Sorting a file with frequency count on word length

Sorting a file with frequency count on word length

24
Basic UserBasic User
24

    Mar 22, 2013#1

    Hello,
    I have a file which has the following structure

    word space frequency

    The file is around 30,000 headwords each along with its frequency. The words have different lengths.
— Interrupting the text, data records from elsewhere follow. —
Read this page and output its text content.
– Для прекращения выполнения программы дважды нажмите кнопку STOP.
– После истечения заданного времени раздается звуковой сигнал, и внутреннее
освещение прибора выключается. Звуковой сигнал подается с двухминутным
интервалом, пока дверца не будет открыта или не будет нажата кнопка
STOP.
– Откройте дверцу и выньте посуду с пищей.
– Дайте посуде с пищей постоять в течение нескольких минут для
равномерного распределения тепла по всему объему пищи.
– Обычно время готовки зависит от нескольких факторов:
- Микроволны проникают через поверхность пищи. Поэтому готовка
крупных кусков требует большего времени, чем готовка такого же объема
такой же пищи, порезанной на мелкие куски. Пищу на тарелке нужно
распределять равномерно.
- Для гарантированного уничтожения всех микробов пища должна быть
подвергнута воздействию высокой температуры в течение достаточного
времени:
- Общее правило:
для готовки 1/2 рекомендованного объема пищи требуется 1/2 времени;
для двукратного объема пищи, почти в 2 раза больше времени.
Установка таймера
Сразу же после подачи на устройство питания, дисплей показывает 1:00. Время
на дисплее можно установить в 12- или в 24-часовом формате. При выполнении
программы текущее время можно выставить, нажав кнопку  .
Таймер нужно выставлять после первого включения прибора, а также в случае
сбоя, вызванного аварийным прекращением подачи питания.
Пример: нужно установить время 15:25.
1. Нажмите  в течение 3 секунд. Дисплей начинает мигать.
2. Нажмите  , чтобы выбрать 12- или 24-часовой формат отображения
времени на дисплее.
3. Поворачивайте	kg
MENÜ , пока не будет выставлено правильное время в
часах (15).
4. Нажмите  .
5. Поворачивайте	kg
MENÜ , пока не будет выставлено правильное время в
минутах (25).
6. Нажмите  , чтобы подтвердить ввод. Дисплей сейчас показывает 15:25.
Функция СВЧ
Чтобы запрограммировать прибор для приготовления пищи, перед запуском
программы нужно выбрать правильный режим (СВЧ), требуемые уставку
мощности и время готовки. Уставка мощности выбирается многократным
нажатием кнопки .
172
What I need is a script which can sort the file on length of the headword and once the file is sorted on length: smallest to largest; sort each such set of words having the same length on their frequency.
    At present I do this in Excel using the

    Code: Select all

    =Len(text)
    formula, but this is getting tedious.
    I am giving below a sample input file

    Code: Select all

    about 1903238
    and 14291859
    are 1487971
    but 2994482
    can 1915289
    come 1541623
    for 3296048
    from 2207336
    get 2081392
    have 5930242
    here 1558771
    him 1571291
    just 1756270
    know 2221467
    like 1845600
    not 3091071
    now 1453264
    one 1988291
    out 1812292
    right 1410555
    say 2345958
    she 2123744
    that 7834407
    the 29962169
    there 1957160
    they 2684414
    think 1398723
    this 3814998
    was 1399013
    what 3327049
    when 1465219
    who 1543711
    with 3983564
    would 1346905
    you 12345509
    your 2329896
    The expected output would be:

    Code: Select all

    the 29962169
    and 14291859
    you 12345509
    for 3296048
    not 3091071
    but 2994482
    say 2345958
    she 2123744
    get 2081392
    one 1988291
    can 1915289
    out 1812292
    him 1571291
    who 1543711
    are 1487971
    now 1453264
    was 1399013
    that 7834407
    have 5930242
    with 3983564
    this 3814998
    what 3327049
    they 2684414
    your 2329896
    know 2221467
    from 2207336
    like 1845600
    just 1756270
    here 1558771
    come 1541623
    when 1465219
    there 1957160
    about 1903238
    right 1410555
    think 1398723
    would 1346905
    As you can see the file has been sorted on length and then on frequency count value.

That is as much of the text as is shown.